To honor her contributions the Center created the Chevy Humphrey Women in STEM Scholarship, funded by the Helios Education Foundation."This award celebrates the contributions of Chevy Humphrey, whose STEM advocacy and inclusion work has been vital to expanding STEM education here in Arizona,” said Guy Labine, current The Hazel A. Hare President and CEO of Arizona Science Center.Under Humphrey’s leadership, museum assets grew from $3 million to $42 million and both annual revenue and the number of annual visitors increased.

=== Griffin Museum of Science and Industry ===
In 2020 Humphrey joined Griffin Museum of Science and Industry as President and CEO. She became the first woman to hold the position.

In 2024, under Humphrey's leadership, thanks to "the largest single gift in the museum’s history," the Museum of Science and Industry was rebranded as Griffin Museum of Science and Industry. At this time, the Museum also refreshed the Henry Crown Space Center adding historic and space-tested artifacts including a SpaceX Dragon capsule.

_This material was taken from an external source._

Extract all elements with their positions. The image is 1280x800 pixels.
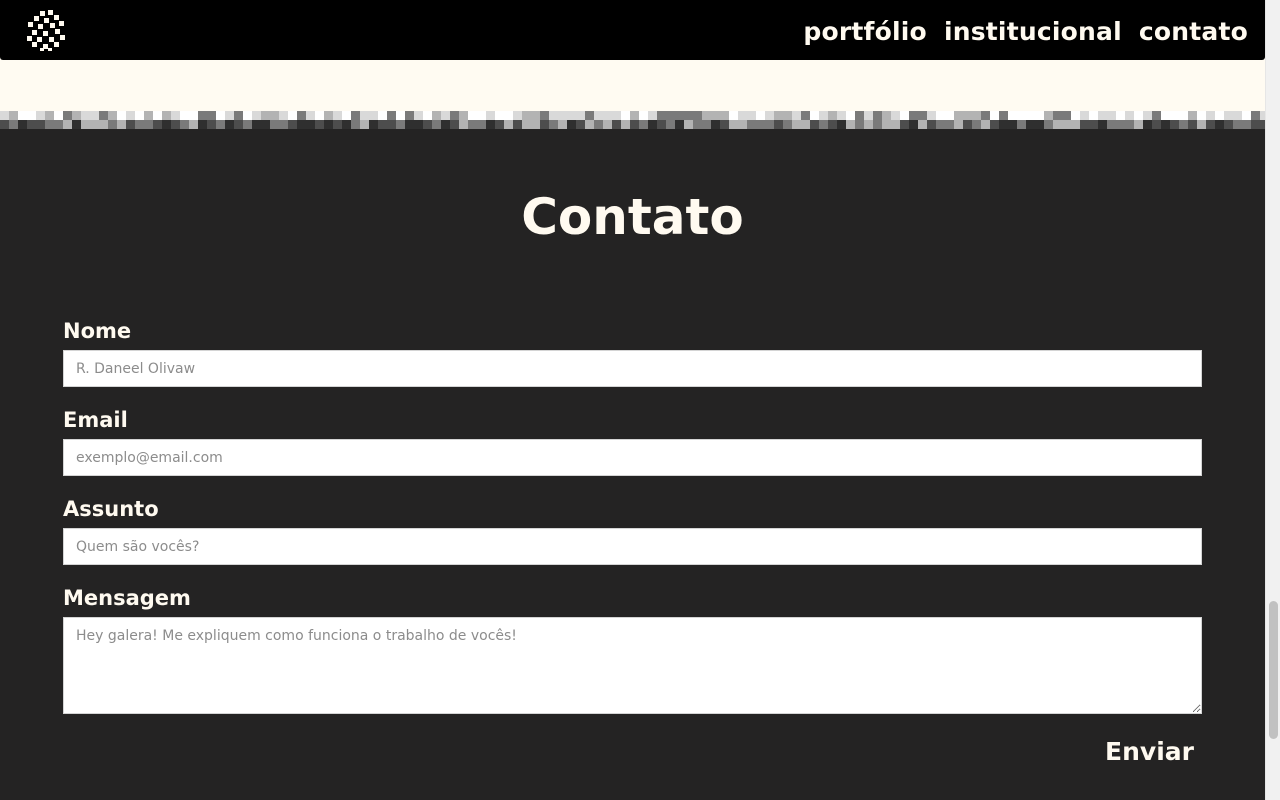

Humphrey was instrumental in acquiring the Dragon capsule, working closing with board members to secure the first large artifact in more than 30 years.

The Museum is set to reopen the South Portico entrance in 2027. Humphrey's leadership helped secure funding and gain support of the local community during the planning of the new ADA accessible entrance. The construction project is using a "light touch" to match the historic design of the 133 year old building. Humphrey told the Chicago Sun-Times “We want to celebrate that history, but we also want to show how we’re modernizing [and bringing] it back to its original intent of welcoming visitors on the south side of our building.”

Humphrey is continuing her efforts to work with the Jackson Park community alongside the Obama Presidential Center.

In a joint op-ed in the Chicago Tribune, Obama Foundation CEO Valerie Jarrett and Humphrey wrote:"Access is the word that unites us — not as a mere brochure promise but as design decisions. Both of our institutions are also leading with free admission days, creative spaces and after-school programs that draw young people from the neighborhoods that ring this campus."